The Essential Element Required
It can sometimes be difficult to explain the work I do to those who don’t happen to belong to a family that runs a business or owns assets together.
There are at least three interdependent sub-systems at work, between the family, the enterprise (businesses/wealth/assets), and the ownership group.
Just about every enterprise is in constant contact with outside experts for a variety of services from the outset.
But the family and the ownership typically take on more of a “behind-the-scenes” role and get much less attention.
The family circle happens to be where I do most of my work, and I’ve been developing a bigger appreciation for its overlap with the ownership group lately.
Focusing on “family ownership” and how important it is for the future of the enterprise is the focus of this week’s post.
For those in the know, you won’t be surprised that we’ll be talking about the essential role of a family champion.
Their Nebulous and Misunderstood Role
I first wrote about the concept of family champions back in 2019, in The Unsung Role of Family Champions.
Recently, I had the wonderful occasion of spending a day with a number of people who play such a role in their families, even if they weren’t all sure that they “qualified” for such status.
I led the opening discussion, where I shared the origin of the term and just how essential having at least one such family member has been for all of the families featured in Dennis Jaffe’s study of 100 family enterprises that had endured for at least 100 years.
But just because Jaffe and Joshua Nacht, one of his researchers, came up with the term, that doesn’t mean it’s well understood, even by those who play this role in their enterprising family.
Will Every Family Eventually Reach Its Limit?
While certain family members often play a starring role as the CEO and perhaps others are some kind of rainmaker, the family champion is typically much more low-key, and out of the limelight.
Few families are able to maintain family ownership over generations, often because they lack someone motivated and interested in doing the work of keeping the family focused and organized ahead of important transitions.
Eventually the family often grows bigger than the enterprises that are meant to support the people, and choices need to be made.
While these choices occur infrequently, the idea of discussing whether or not continued ownership by the whole family still makes sense is usually a scary notion that is not easily put on the table.
But when it is raised, you can bet that the family champion played an important role in setting the stage for it.
Forever Asking the Key Question
A family that owns an enterprise together will likely assume that it can and will and should remain that way, and for a certain period of time, which may be measured in decades and even generations, it’s often true.
At some point, though, most families need to ask themselves if that is still going to be the case after the next generational transition.
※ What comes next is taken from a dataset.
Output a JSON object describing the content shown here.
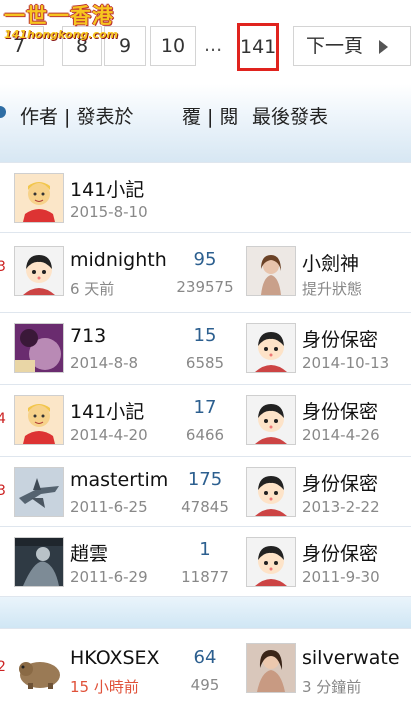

Hopefully, once they get to the point where hard choices need to be made, they’ll be able to figure out how to make the necessary changes in a way that leaves the family intact.
For someone like me, who considers himself a family specialist, my thoughts are always “family first”, and many families I know also adopt this attitude.
There are exceptions, those who put the success of their business first, which sometimes has me shaking my head. I typically do not work with such families.
Who Is Looking Out for the Family?
So much focus is put on the business that the family owns, so it’s not that surprising that the family and the ownership areas sometimes get lost in the shuffle.
The business stuff happens at a much faster pace (see Varying Time Factors in Each of the Three Circles) and those who work in that area are put on the spot on a daily basis.
Meanwhile, though, there needs to be someone who is thinking about and talking about the family’s role in all of this, and who makes sure that the family and its ownership of the enterprise also get the attention they deserve.